Frana Sarno, 5 maggio 1998. Simone Caiazza racconta la sua vita ed ogni tanto si ferma, riprende fiato.
Come si fa ad andare avanti?
«Solo con la forza della fede ed il valore dei ricordi e della memoria. Da 25 anni apro la porta di casa e non c’è nessuno ad aspettarmi. Penso a quando trovavo mia moglie e le mie figlie». Simone Caiazza racconta la sua vita ed ogni tanto si ferma, riprende fiato. Ha perso undici familiari. È solo. Le parole sono come un sussurro perché ogni frase porta dietro di sé un’immagine, un suono. Toglie gli occhiali per un attimo, strofina gli occhi velati dalle lacrime. Tra le mani stringe una foto che ha dovuto mettere insieme perché il 5 maggio del 1998 ha perso tutto: la famiglia, la casa, i ricordi di una vita. Non ha neppure una fotografia.
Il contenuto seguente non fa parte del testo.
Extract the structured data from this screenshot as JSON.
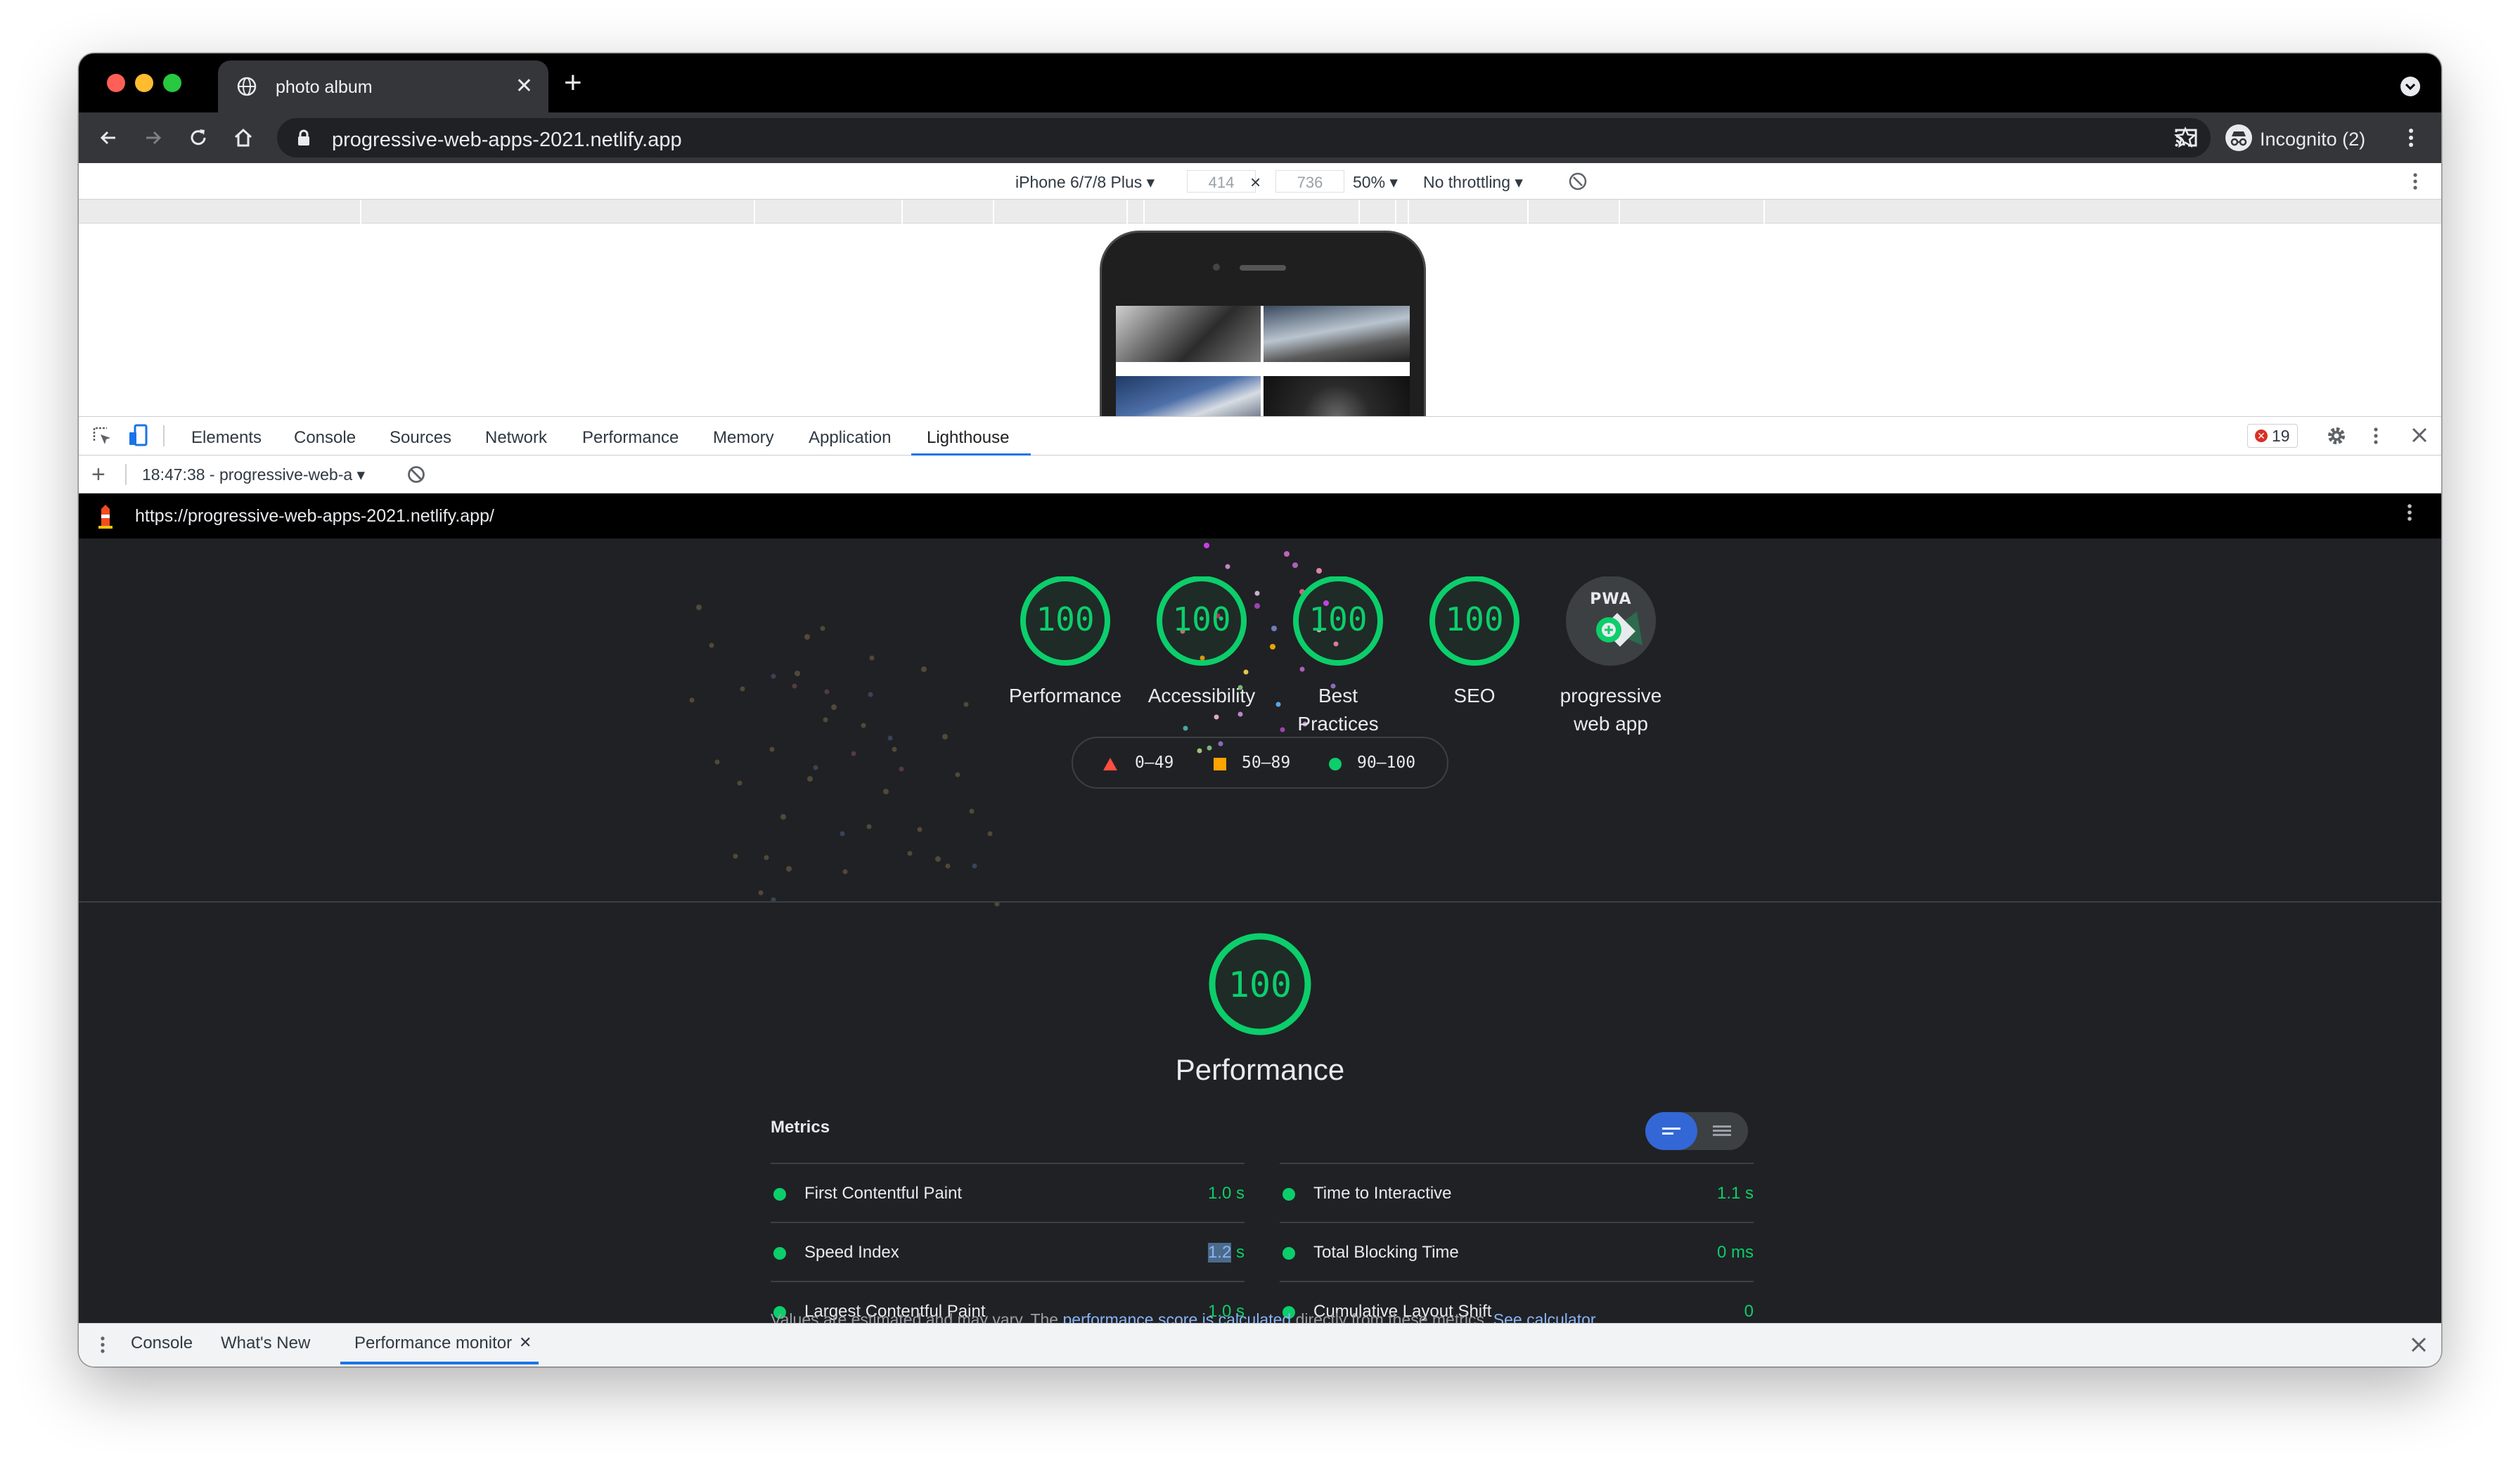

Tutto distrutto. Le immagini recuperate della moglie Raffaella, delle figlie Colomba di 18 anni e Maria Rosaria di 14, le aveva un familiare. Le ha dovute ingrandire anche per recuperare i tratti dei volti dei suoi cari. È una foto sfocata e la tristezza assume un contorno ancora più doloroso perché si fa quasi fatica a riconoscere i visi. «Ho solo questa immagine». Simone riprende forza. «Dobbiamo trovare sempre il coraggio di raccontare, anche se fa tanto male.
Lo dobbiamo ai nostri familiari».
Sono trascorsi 25 anni, la sua è una vita travolta dalla frana. Ha dovuto ricostruire un pezzo dopo l’altro.
«È un dolore infinito. Per me è 5 maggio ogni giorno. Ho perso 11 familiari, mia moglie, le mie figlie. La ferita che ho dentro sanguina ogni istante».
Cosa ricorda di quel giorno?
«Non dimentico un solo minuto di quella tragedia. Già nel primo pomeriggio era venuta la nonna di mia moglie piangendo, parlava di una alluvione. Mia moglie era a lavoro, ed io verso le 18 sono andato a prendere le mie figlie, una a scuola e l’altra a lezione privata. Al centro di Sarno era tutto normale. Saliti verso viale Margherita, dove abitavo, avevo visto una grande confusione di auto incolonnate e persone che scendevano di corsa dal viale.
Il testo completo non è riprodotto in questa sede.